Tıraşı yarım bırakan berber!

Tıraşı yarım bırakan berber!



Bir gün Cüneyd-i Bağdâdî hazretlerine, bâzı sevdikleri “Efendim, bize ihlâs hakkında bir misâl verir misiniz?” dediler.

Şunu anlattı onlara:

Mekke’de bulunurken tıraş olmak üzere bir berbere gittim.

Ve “Allah için saçımı düzeltir misin” dedim.

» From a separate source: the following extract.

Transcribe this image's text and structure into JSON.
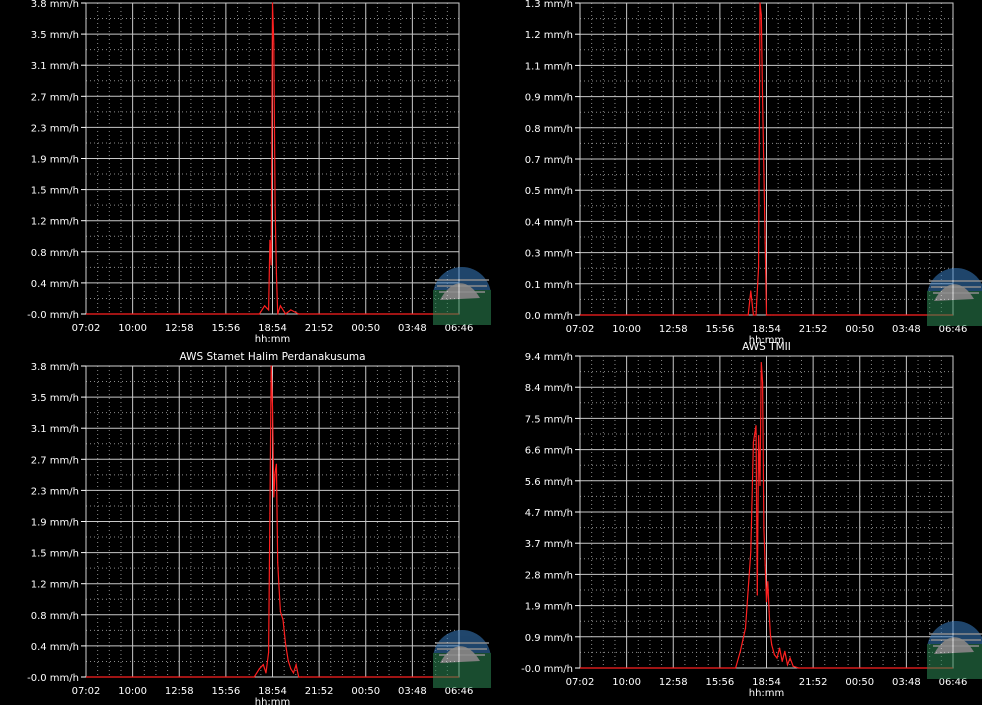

O ara birini tıraş ediyordu.

O da mevkî sâhibi biriymiş.

Berber, o kimseye;

“Beyefendi! Bir zahmet siz kalkar mısınız!” dedi.

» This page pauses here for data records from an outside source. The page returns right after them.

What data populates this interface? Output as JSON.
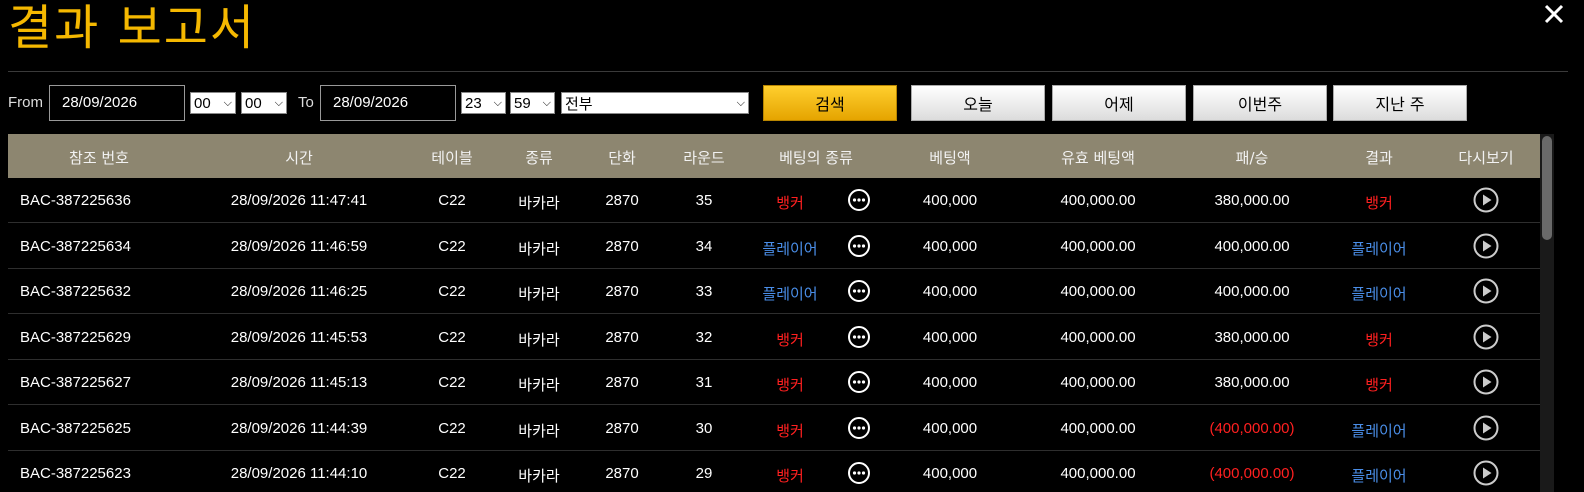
{
  "header": {
    "title": "결과 보고서"
  },
  "filters": {
    "from_label": "From",
    "from_date": "28/09/2026",
    "from_hour": "00",
    "from_minute": "00",
    "to_label": "To",
    "to_date": "28/09/2026",
    "to_hour": "23",
    "to_minute": "59",
    "game_type": "전부",
    "search_label": "검색",
    "today_label": "오늘",
    "yesterday_label": "어제",
    "this_week_label": "이번주",
    "last_week_label": "지난 주"
  },
  "table": {
    "columns": [
      "참조 번호",
      "시간",
      "테이블",
      "종류",
      "단화",
      "라운드",
      "베팅의 종류",
      "베팅액",
      "유효 베팅액",
      "패/승",
      "결과",
      "다시보기"
    ],
    "rows": [
      {
        "ref": "BAC-387225636",
        "time": "28/09/2026 11:47:41",
        "table": "C22",
        "type": "바카라",
        "shoe": "2870",
        "round": "35",
        "bet_type": "뱅커",
        "bet_color": "red",
        "bet": "400,000",
        "valid_bet": "400,000.00",
        "win_loss": "380,000.00",
        "wl_color": "white",
        "result": "뱅커",
        "result_color": "red"
      },
      {
        "ref": "BAC-387225634",
        "time": "28/09/2026 11:46:59",
        "table": "C22",
        "type": "바카라",
        "shoe": "2870",
        "round": "34",
        "bet_type": "플레이어",
        "bet_color": "blue",
        "bet": "400,000",
        "valid_bet": "400,000.00",
        "win_loss": "400,000.00",
        "wl_color": "white",
        "result": "플레이어",
        "result_color": "blue"
      },
      {
        "ref": "BAC-387225632",
        "time": "28/09/2026 11:46:25",
        "table": "C22",
        "type": "바카라",
        "shoe": "2870",
        "round": "33",
        "bet_type": "플레이어",
        "bet_color": "blue",
        "bet": "400,000",
        "valid_bet": "400,000.00",
        "win_loss": "400,000.00",
        "wl_color": "white",
        "result": "플레이어",
        "result_color": "blue"
      },
      {
        "ref": "BAC-387225629",
        "time": "28/09/2026 11:45:53",
        "table": "C22",
        "type": "바카라",
        "shoe": "2870",
        "round": "32",
        "bet_type": "뱅커",
        "bet_color": "red",
        "bet": "400,000",
        "valid_bet": "400,000.00",
        "win_loss": "380,000.00",
        "wl_color": "white",
        "result": "뱅커",
        "result_color": "red"
      },
      {
        "ref": "BAC-387225627",
        "time": "28/09/2026 11:45:13",
        "table": "C22",
        "type": "바카라",
        "shoe": "2870",
        "round": "31",
        "bet_type": "뱅커",
        "bet_color": "red",
        "bet": "400,000",
        "valid_bet": "400,000.00",
        "win_loss": "380,000.00",
        "wl_color": "white",
        "result": "뱅커",
        "result_color": "red"
      },
      {
        "ref": "BAC-387225625",
        "time": "28/09/2026 11:44:39",
        "table": "C22",
        "type": "바카라",
        "shoe": "2870",
        "round": "30",
        "bet_type": "뱅커",
        "bet_color": "red",
        "bet": "400,000",
        "valid_bet": "400,000.00",
        "win_loss": "(400,000.00)",
        "wl_color": "red",
        "result": "플레이어",
        "result_color": "blue"
      },
      {
        "ref": "BAC-387225623",
        "time": "28/09/2026 11:44:10",
        "table": "C22",
        "type": "바카라",
        "shoe": "2870",
        "round": "29",
        "bet_type": "뱅커",
        "bet_color": "red",
        "bet": "400,000",
        "valid_bet": "400,000.00",
        "win_loss": "(400,000.00)",
        "wl_color": "red",
        "result": "플레이어",
        "result_color": "blue"
      }
    ]
  },
  "icons": {
    "close": "close-icon",
    "bet_detail": "more-dots-icon",
    "replay": "play-icon"
  },
  "colors": {
    "accent": "#f5b800",
    "header_bg": "#8d8670",
    "banker": "#ff2020",
    "player": "#4a8ee8"
  }
}
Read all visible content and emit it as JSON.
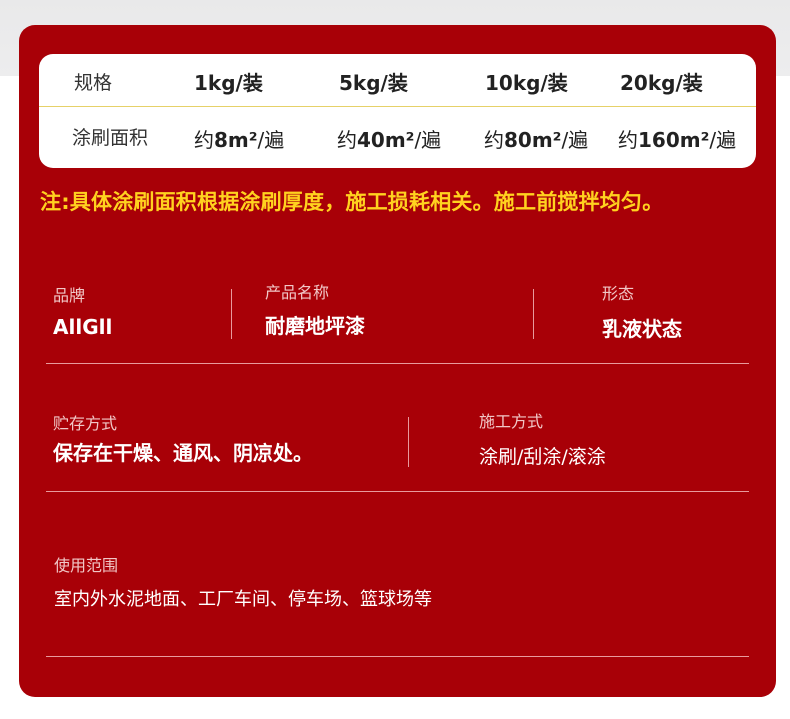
{
  "spec_table": {
    "header_row": {
      "label": "规格",
      "sizes": [
        "1kg/装",
        "5kg/装",
        "10kg/装",
        "20kg/装"
      ]
    },
    "area_row": {
      "label": "涂刷面积",
      "prefix": "约",
      "numbers": [
        "8m²",
        "40m²",
        "80m²",
        "160m²"
      ],
      "suffix": "/遍"
    }
  },
  "note": "注:具体涂刷面积根据涂刷厚度，施工损耗相关。施工前搅拌均匀。",
  "product_info": {
    "brand": {
      "label": "品牌",
      "value": "AllGll"
    },
    "name": {
      "label": "产品名称",
      "value": "耐磨地坪漆"
    },
    "form": {
      "label": "形态",
      "value": "乳液状态"
    },
    "storage": {
      "label": "贮存方式",
      "value": "保存在干燥、通风、阴凉处。"
    },
    "application": {
      "label": "施工方式",
      "value": "涂刷/刮涂/滚涂"
    },
    "usage": {
      "label": "使用范围",
      "value": "室内外水泥地面、工厂车间、停车场、篮球场等"
    }
  },
  "colors": {
    "card_background": "#a80007",
    "note_text": "#ffd21f",
    "table_divider": "#e6d168"
  }
}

O kalkınca beni oturttu yerine.

Adamın tıraşı yarım kaldı.

Canı da çok sıkıldı.

Onu yatıştırmak için;

“Kusura bakma beyim. Allah için bir şey istendiğinde o işi yapmak için acele edilir” dedi.

Ertesi gün oldu…

Bir kese “altın” geldi bir yerden.

Götürüp berbere verdim.

Ancak kabul etmeyip;

“Kardeşim, ben sana o iyiliği Allah için yapmıştım. Karşılığını Rabbim kat kat verir” dedi.

● ● ●

Bu zât, misâfirine çok ikrâm ederdi.

Evde ne varsa çıkarırdı önlerine.

Bir gün ona dediler ki:

“Pek çok ikrâm yapıyorsunuz.”

“Evet biraz öyle.”

“Ama malınız azalıyor.”

“Olsun, malım azalıyorsa ömrüm de bitiyor.”

“Birazını saklasanız?”

Mübârek zât;

“Mal, saklamak için değil, harcamak içindir. Bırakıp gideceğime, Allah yolunda harcarım daha iyi” buyurdu.